16. I have really failed to understand that how para 33 in any manner can
be said to be relevant inasmuch as the ratio laid down in the said case pertaining to
estoppel after taking the VRS benefits and also with respect to disentitlement of
employees of sick PSUs to claim monetary benefits are applicable independently
of the observations in para 33 of the said judgment, and so also the ratio of golden
handshake and estoppels against an ex-employee. Therefore, I do not think that
para 33 of the judgment in the case of A.K.Bindal (supra) can have any bearing for
any application of the said case for dismissing the claim of the petitioners in the
present case. Rationale and ratio of disentitlement of employees of sick PSUs
which are stated in the judgments in A.K.Bindal (supra) and I.D.P.L (supra)
cases, are in themselves sufficient grounds to dismiss the writ petition qua
petitioner no.5 who has not applied for VRS but has left the respondent no.1-
organization and joined another company.
17. So far as the facts of the case and the first argument of disentitlement
of the petitioners to claim the relief also on merits is concerned, in my opinion, the
arguments raised on behalf of the respondent no.1 are sound and have to be
accepted. Admittedly, the only ground urged for the petitioners to seek recall of
the office orders dated 11.4.1991 and 23.4.1991 and to restore the office order
dated 26.11.1990 is that the petitioners have been discriminated against as
compared to one Sh. H.S.Nijhawan. In this regard, the respondent no.1 has stated
in its counter-affidavit that Sh. H.S.Nijhawan had been absorbed by the respondent
no.1 on deputation from the Government of India and since he had prior 22 years
of his service to his credit at the entry point to the respondent no.1-corporation, his
existing/earlier pay-scale was protected at the time of the joining of Sh.

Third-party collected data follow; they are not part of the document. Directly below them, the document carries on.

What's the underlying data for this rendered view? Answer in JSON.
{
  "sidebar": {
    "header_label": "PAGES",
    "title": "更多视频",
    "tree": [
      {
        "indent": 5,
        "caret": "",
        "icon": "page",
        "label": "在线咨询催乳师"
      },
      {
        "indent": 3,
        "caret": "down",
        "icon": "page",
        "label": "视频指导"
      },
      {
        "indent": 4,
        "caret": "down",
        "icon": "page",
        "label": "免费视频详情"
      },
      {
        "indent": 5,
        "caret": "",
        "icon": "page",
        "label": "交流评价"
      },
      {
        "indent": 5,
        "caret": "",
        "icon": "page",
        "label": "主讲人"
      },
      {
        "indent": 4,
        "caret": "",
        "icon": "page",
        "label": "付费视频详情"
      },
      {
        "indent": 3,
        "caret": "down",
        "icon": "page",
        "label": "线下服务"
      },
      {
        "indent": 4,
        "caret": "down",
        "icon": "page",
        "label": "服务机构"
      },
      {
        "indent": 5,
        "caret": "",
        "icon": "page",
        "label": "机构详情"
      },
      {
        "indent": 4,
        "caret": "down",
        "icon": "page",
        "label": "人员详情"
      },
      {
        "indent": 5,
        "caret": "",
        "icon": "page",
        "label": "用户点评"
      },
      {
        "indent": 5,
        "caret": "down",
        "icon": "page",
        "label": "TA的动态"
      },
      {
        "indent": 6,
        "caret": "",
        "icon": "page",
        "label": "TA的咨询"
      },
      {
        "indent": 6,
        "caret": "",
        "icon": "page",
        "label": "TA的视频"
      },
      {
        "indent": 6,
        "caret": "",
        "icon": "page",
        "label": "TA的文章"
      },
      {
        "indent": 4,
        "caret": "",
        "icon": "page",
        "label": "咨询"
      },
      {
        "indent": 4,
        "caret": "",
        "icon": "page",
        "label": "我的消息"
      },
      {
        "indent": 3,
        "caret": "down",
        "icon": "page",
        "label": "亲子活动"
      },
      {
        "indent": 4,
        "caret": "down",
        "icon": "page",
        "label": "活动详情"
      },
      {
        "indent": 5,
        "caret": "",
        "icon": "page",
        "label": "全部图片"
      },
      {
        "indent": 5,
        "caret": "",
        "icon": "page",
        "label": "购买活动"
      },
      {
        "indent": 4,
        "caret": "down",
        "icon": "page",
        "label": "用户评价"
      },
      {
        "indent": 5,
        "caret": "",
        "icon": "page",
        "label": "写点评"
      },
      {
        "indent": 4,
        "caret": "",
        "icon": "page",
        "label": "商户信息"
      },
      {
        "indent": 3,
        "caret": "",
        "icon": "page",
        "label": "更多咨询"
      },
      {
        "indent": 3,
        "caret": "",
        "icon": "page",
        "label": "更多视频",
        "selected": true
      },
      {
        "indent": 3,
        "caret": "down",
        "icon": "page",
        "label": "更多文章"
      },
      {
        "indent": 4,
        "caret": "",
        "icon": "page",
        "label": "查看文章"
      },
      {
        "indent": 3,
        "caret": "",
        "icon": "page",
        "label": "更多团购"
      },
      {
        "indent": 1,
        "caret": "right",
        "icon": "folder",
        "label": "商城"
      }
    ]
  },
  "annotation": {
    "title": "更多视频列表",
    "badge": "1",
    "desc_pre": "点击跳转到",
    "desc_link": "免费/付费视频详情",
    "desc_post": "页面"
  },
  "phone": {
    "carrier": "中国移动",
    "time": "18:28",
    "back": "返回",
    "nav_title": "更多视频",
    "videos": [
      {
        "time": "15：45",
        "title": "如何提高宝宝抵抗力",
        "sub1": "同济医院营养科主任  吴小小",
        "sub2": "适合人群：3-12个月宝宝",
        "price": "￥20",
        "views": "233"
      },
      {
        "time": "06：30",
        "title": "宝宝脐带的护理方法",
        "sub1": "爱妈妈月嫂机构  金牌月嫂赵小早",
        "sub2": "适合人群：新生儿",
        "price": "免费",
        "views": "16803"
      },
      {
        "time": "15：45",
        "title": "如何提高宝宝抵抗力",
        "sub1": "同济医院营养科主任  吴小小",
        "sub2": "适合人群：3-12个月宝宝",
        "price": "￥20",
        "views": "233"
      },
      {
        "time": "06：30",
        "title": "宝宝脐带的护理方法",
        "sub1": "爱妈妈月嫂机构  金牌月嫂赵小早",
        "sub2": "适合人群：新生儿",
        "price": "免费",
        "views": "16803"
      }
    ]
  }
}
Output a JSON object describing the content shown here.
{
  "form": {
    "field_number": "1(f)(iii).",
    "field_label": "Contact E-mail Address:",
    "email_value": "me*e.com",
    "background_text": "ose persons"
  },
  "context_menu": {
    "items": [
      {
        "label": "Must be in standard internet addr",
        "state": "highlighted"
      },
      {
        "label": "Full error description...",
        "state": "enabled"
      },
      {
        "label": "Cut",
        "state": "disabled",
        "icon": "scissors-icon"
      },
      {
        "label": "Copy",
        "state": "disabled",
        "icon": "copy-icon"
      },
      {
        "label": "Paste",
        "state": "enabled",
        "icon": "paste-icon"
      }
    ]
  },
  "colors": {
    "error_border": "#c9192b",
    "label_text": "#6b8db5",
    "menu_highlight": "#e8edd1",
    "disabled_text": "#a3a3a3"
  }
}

H.S.Nijhawan with the respondent no.1. All these aspects, as has been rightly
pointed out by the respondent no.1, were duly considered by the committee which
accordingly held that the petitioners have wrongly been granted the seven
increments for Deputy Managers, and the committee therefore gave its report after
due deliberations and withdrawing of the wrong increments taken by the
petitioners.
18. In my opinion, thus there cannot be challenge to this committee report
dated 2.4.1991 which recommended as under:-
"RECOMMENDATIONS Based on the findings, the Committee has the following recommendations:
(i) Pay fixation/grant of 7 premature advance increments to five DMs is void ab-initio;
(ii) The pay fixation of five DMs should be re examined and done de- novo strictly in accordance with the rules stipulated in DPE letter dated 12.6.90.
(iii) Necessary recoveries in respect of excess payment made, if any, be affected."
19. Therefore, even on merits, the petitioners have no case for recalling of
the office order dated 11.4.1991 and 23.4.1991 and for restoring of the order dated
26.11.1990 inasmuch as the case of Sh. H.S.Nijhawan quite clearly fell in a
separate category because on account of his experience of 22 years prior to joining
the respondent no.1-corporation, his existing pay-scale was protected by the
respondent no.1.
20. The aforesaid facts thus show that the extraordinary jurisdiction of
this Court under Article 226 of Constitution of India cannot and ought not to be
exercised in favour of the petitioners.
21. In view of the above, there is no merit in the petition, which is
accordingly dismissed, leaving the parties to bear their own costs.